A country of great strength, a people of great hope. I recently had the privilege of watching my wife play viola with the Gwinnett Symphony Orchestra, in a concert dedicated to raising funds and support for the Ukrainian people. As I sat in the audience listening, the music and emotion brought with it memories of the time I spent in Ukraine almost a decade ago.

I arrived in Kyiv the night of November 21, 2014, during the first memorial of the Maidan Revolution. Candles, flags, flowers, banners, music playing, people singing and chanting. Juxtaposed feelings of celebration and sadness, of loss but also of gain and victory. The people were so friendly and welcoming. “Where are you from?” “The States, I just got here tonight.” “Thank you for coming to my country! We are so happy you are here! Please, take our picture!” I tried to soak it all in as I wondered Maidan Nezalezhnosti (Independence Square) with my camera.

Less than a year earlier these same streets I now walked would have looked devastatingly different. In November 2013, people in Kyiv had begun protesting their government's decisions to forgo possible alliances with the European Union and seek closer ties with Russia. In February 2014, what was intended as a peaceful march (inspired by the Orange Revolution of 2004) turned into a tragic, city centered battle between citizens and military/police. In the end, the people gained a new government but not without the sacrifice of over 100 loved ones.
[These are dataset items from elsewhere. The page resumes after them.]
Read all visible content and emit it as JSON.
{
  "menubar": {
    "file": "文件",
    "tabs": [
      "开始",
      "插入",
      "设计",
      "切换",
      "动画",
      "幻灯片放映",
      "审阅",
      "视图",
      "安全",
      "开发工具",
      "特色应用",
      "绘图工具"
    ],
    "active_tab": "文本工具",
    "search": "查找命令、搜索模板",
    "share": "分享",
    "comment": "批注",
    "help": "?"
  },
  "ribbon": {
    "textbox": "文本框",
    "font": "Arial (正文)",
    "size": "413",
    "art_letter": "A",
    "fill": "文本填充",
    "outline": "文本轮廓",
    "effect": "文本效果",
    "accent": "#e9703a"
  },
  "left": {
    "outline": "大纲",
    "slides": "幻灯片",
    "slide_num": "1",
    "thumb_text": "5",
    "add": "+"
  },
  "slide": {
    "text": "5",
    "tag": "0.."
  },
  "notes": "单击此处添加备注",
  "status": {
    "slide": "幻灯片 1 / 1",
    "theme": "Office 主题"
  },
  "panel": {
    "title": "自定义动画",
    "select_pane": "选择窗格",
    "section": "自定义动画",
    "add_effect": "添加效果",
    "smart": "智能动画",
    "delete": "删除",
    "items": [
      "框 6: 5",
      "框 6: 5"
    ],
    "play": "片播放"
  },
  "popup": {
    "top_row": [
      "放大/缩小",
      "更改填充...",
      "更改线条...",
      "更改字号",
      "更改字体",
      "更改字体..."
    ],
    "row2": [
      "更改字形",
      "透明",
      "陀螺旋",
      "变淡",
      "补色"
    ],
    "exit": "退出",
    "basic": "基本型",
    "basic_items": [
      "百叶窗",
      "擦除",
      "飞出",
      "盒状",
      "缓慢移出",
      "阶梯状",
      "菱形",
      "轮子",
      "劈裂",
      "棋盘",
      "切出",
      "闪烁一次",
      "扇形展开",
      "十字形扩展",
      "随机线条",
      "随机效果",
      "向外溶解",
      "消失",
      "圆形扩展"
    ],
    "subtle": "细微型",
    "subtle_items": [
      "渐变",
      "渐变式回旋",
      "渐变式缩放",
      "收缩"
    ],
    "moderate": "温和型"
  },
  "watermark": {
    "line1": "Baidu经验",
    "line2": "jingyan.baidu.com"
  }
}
My assignment was to document ministry work being done with local churches and universities as my colleagues helped answer difficult questions. “Where is God in tragedies like this?” “How do I reconcile my faith with having to violently fight for my country?” It was coincidental (or maybe not) that I had arrived the night of the memorial. Work didn’t start until early the next morning, but I wanted a deeper understanding of what had happened so I made my way downtown. It was a beautiful gift, this glimpse into the heart of the Ukrainian people, to experience for a brief moment the love they have for their country and for each other.

I stood there in the center of a city cleaned up yet still scorched and battle torn. Fences covered in photographs surrounded skeletons of buildings not yet restored. These were some of the most incredible photographs I have ever seen - so raw, so real, so human - all taken by locals, capturing both the horrific and joyous moments of this revolution that had taken place just months before. A monument of their courage and unity, a display of their great strength.

I can’t imagine what it’s like to live in a country amid war, but it breaks my heart having heard the fierce stories from the Ukrainians I met, of what they went through then, and to now see what they are facing again as an even larger force presses in on them. At the same time, I know there is hope. I saw it in their eyes and in their hearts as they mourned the loss of their fellow countrymen, as they sang and danced joyfully throughout their city in celebration. A hope like that, deeply rooted in love and sacrifice, never dies.

As the current war continues, my heart and prayers go out to the people of Ukraine, a country and a people of great strength, unity, love, and hope.